Likwise, I define 4 PM to 8 PM as the rush hour in the afternoon. I found that midtown is the busiest area for pickup and upper east side is the busiest area for dropoff. This result is in line with the morning rush hour as people take taxi to go home after work.

Then I look at the 20 top counted neighorhoods and I am trying to figure out which if passengers from some of them pay higher taxi fare than others. Passengers taking taxi from Financial District and Battery Park City pay higher fare than others and passengers to Financial District and Harlem pay higher fare.

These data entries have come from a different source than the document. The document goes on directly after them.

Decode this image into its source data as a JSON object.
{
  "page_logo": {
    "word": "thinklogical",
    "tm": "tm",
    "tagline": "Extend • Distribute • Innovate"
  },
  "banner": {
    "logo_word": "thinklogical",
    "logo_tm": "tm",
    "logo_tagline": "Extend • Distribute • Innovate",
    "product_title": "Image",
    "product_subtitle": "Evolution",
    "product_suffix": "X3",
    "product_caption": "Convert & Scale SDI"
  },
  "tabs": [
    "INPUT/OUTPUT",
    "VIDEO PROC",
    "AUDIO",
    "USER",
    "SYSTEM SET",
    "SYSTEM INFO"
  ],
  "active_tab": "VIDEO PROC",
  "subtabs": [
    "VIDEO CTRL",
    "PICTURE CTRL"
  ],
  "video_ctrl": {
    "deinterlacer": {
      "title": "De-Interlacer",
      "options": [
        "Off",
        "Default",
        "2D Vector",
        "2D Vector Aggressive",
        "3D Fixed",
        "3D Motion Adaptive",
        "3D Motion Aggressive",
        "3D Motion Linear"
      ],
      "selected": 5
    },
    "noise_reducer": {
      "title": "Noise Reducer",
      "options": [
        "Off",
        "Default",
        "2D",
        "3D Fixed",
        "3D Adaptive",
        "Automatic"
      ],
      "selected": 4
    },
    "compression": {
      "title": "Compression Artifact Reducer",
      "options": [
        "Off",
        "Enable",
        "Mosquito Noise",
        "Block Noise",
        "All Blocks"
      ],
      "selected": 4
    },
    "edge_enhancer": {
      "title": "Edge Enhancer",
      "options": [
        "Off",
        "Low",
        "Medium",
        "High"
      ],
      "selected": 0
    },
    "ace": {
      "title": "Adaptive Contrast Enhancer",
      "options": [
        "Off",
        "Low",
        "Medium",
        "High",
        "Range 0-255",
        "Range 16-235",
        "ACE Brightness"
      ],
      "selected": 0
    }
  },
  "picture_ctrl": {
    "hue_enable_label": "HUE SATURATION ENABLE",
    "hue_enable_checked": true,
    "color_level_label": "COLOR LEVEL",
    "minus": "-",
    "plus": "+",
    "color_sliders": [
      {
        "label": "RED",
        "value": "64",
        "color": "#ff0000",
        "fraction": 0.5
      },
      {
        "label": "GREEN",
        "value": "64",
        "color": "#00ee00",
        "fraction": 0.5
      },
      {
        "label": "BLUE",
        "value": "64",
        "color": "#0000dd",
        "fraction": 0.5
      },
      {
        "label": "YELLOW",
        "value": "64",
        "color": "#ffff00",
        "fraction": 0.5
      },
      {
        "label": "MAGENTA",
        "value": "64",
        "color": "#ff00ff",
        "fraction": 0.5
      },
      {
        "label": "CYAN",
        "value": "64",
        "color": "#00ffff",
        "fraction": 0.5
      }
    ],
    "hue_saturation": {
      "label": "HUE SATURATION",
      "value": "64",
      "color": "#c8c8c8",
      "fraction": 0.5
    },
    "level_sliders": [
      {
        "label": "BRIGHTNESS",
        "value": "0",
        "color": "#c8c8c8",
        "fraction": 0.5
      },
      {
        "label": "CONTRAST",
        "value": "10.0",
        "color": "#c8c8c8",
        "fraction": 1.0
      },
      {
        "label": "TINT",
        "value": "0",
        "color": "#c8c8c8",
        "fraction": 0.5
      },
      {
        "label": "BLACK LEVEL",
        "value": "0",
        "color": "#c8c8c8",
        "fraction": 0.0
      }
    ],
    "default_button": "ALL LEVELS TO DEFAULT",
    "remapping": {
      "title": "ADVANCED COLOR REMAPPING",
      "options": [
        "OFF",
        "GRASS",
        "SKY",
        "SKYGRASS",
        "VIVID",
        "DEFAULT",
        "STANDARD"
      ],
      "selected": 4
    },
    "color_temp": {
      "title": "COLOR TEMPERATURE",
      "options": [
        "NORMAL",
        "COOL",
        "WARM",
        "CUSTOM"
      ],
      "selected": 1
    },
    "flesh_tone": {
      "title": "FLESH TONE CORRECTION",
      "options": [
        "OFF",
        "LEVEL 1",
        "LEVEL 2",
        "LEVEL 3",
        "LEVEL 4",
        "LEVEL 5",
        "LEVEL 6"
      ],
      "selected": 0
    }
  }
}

This makes sense as these areas are fairly distant from the city.

To answer the last question, I take a look at some factors’ relationship with taxi fare. As we can see, the fare amount and trip distance are positively related. Taxi fares on Fridays and Saturdays are slightly higher than other days. Trips around 6 AM have the lowest fare. There is no significant difference in fare amoung months. Trips with 6 passengers have slight higher fares than others.